Singapore rocketed six spots up from No. 17 in 2016. AT Kearney named it a leader in a metric that measures the quality of its bureaucracy, in part because government officers are paid well and there is little tolerance for abuse of power as compared with other Asian cities studied.
10. Moscow, Russia
Moscow catapulted onto the top 25 global cities list in 2017, rising 25 spots from the year prior. The Russian capital saw improvements in economics as a result of growth in foreign direct investment. Moscow also registered comparative gains in the quality of its bureaucracy —recruiting women to political parties in recent years — though Russian President Vladimir Putin has concentrated power and ruled through executive authority since coming to office.
9. Stockholm, Sweden
In 2016, Sweden's capital city saw improvements in every indicator of innovation. This year, AT Kearney named Stockholm, the most populous city in the Nordic countries, a leader in freedom of expression. The city is home to an advocacy organization, the Stockholm Center for Freedom, that promotes the rule of law and fundamental rights.
8. Houston, United States
For the second year in a row, Houston was named a world leader in GDP per capita, which is an important factor in the report's calculations of personal well-being. The Texas city has also seen a rise in the number of patents filed per capita, an indicator of growth in entrepreneurship.
7. Munich, Germany
Munich may be known for its annual Oktoberfest celebration, but the German city is also a major tech hub in Europe. That's because of its strengths in research and development and innovative networking systems. In 2015, Munich was home to nearly 100,000 startups.
6. Melbourne, Australia
For the second year in a row, AT Kearney gave Melbourne the title of world leader in personal well-being. That means Melbourne, the second largest city in Australia, is improving a combination of infrastructure, GDP per capita, and foreign direct investment faster than any other city on the planet. It also ranked highly in increases of environmental performance.
5. Boston, United States
According to AT Kearney's calculations, entrepreneurship has flourished in Boston in recent years, though the city fell two spots from No. 3 in 2016. The historic city has a longstanding focus on biotech and some of the the world's best universities, including Harvard and MIT.
4. London, England
London held steady at No. 4 over the past year, thanks in part to its access to cultural experiences and workforce talent. London earned the top spot in six metrics used in the report's calculations, including number of top global services firms, number of news agency bureaus, sporting events, international travelers, and international student population.
3. Paris, France
Paris emerged as a challenger for major US cities in future importance and competitiveness, jumping 10 spots up from No. 13 in 2016. The French capital is increasing the number of business incubators it hosts and has had substantial growth in private investment from venture capital and private equity firms — both foreign and domestic.

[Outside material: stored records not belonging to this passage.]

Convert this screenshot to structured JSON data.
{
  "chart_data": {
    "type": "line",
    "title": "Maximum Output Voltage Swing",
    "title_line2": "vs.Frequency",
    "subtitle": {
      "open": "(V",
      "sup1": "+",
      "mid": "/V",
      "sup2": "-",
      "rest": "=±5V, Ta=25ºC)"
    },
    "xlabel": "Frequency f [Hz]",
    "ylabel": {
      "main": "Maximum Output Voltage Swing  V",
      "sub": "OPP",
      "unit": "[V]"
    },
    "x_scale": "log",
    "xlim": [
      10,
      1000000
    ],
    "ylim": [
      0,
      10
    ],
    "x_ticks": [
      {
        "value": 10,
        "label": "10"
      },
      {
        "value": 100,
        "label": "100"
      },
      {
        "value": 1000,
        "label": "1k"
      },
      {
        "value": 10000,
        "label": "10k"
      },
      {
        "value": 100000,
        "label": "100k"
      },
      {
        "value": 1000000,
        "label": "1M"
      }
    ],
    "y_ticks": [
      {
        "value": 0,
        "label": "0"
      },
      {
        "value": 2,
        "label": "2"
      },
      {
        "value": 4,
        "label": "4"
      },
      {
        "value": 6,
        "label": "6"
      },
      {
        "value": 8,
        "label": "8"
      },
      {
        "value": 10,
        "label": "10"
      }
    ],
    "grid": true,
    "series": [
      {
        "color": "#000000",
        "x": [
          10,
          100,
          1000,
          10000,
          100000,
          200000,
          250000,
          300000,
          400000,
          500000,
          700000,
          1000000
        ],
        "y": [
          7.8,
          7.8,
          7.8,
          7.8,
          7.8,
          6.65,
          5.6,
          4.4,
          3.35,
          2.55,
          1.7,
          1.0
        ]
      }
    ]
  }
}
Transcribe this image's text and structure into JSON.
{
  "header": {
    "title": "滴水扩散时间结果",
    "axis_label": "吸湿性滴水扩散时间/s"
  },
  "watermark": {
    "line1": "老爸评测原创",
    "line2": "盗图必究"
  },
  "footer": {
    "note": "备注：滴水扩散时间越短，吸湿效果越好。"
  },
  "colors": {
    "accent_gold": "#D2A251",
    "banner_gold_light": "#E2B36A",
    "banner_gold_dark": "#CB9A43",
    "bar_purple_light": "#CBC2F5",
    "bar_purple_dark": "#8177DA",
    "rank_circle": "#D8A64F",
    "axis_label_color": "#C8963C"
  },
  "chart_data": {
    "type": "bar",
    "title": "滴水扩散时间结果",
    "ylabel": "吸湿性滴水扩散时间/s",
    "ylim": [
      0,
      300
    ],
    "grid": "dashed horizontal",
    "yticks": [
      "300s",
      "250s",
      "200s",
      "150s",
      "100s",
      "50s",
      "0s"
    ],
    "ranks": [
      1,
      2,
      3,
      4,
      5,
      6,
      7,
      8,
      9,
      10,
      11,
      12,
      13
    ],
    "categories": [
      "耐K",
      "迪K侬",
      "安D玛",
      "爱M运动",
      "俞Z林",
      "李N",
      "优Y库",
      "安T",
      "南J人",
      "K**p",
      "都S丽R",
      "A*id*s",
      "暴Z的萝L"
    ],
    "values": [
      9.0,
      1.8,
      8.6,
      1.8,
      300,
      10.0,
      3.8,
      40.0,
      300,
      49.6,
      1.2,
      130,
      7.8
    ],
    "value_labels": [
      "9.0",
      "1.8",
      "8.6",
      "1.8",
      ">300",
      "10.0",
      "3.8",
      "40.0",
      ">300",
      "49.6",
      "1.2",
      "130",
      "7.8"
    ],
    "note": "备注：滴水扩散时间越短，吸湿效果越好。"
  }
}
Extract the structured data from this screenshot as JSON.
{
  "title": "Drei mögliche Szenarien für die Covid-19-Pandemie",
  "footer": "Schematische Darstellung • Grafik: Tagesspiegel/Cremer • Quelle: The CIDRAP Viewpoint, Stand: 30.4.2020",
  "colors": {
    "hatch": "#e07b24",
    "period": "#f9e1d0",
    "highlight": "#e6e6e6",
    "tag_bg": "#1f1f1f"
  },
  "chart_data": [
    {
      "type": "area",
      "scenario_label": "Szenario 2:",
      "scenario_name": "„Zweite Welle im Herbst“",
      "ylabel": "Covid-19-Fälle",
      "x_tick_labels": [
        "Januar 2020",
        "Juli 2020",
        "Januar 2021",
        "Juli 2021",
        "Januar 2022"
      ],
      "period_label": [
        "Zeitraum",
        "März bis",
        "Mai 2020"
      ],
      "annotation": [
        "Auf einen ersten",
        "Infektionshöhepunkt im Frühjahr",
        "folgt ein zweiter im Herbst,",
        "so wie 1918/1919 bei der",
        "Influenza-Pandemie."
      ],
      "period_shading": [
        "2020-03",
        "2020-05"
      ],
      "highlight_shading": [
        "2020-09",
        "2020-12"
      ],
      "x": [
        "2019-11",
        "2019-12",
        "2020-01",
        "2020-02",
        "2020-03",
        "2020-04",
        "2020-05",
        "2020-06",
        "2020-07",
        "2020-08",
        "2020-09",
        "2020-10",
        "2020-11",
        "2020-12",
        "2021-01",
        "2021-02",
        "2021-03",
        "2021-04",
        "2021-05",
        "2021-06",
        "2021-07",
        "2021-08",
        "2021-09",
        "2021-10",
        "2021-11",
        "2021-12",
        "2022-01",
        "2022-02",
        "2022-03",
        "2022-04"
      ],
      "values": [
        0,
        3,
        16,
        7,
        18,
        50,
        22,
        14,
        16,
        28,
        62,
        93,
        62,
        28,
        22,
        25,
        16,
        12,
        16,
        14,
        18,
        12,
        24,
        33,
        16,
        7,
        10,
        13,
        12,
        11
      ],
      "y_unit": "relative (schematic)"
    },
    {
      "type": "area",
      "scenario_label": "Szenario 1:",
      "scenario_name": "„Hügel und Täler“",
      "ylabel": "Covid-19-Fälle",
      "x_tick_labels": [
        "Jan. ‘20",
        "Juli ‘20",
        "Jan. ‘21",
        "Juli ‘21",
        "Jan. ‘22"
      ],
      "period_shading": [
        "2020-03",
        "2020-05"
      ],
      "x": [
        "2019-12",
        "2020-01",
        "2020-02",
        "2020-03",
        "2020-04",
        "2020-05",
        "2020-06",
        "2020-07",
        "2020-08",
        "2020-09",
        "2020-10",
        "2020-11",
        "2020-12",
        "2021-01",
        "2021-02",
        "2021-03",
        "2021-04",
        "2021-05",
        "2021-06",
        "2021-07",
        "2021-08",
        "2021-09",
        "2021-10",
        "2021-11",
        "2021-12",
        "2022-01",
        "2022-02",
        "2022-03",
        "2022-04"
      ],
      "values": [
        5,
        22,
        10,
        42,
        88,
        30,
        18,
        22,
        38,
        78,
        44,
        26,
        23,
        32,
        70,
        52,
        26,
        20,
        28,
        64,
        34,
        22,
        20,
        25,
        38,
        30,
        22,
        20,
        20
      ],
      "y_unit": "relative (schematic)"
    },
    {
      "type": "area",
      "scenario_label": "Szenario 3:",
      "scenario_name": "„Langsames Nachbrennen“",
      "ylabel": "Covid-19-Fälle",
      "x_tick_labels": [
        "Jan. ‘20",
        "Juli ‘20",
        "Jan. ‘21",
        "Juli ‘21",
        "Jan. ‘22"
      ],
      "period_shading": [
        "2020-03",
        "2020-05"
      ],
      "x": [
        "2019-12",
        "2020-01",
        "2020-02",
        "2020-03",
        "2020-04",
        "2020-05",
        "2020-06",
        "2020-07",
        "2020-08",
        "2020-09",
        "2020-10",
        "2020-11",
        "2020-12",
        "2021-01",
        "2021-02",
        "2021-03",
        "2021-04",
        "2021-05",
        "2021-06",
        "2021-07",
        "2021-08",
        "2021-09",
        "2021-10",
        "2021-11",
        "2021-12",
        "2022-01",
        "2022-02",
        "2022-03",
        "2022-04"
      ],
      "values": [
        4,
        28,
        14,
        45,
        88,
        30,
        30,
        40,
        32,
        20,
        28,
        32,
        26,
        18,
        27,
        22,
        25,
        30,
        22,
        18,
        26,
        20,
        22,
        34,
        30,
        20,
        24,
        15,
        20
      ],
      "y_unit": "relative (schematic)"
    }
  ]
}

2. New York City, United States
Between 2016 and 2017, New York City held steady at No. 2 on this list. Considered a world center of fashion, finance, media, and technology, the city posted high scores in business activity, political engagement, and human capital. New York City also leads the pack in capital markets and local institutions with global reach.
1. San Francisco, United States
This is the seventh year that AT Kearney has released this type of ranking. San Francisco, the tech capital of the world, consistently tops the list because of its strength in innovation.
San Francisco, located north of the Silicon Valley tech hub, is best positioned to attract and retain global capital, people, and ideas in the coming years, according to the report. The city saw increases in the number of patents per capita and business incubators launched.
But the concentration of power and wealth has its downside: San Francisco often ranks as the most expensive real estate market in America, with many long-timers forced out as techies move in.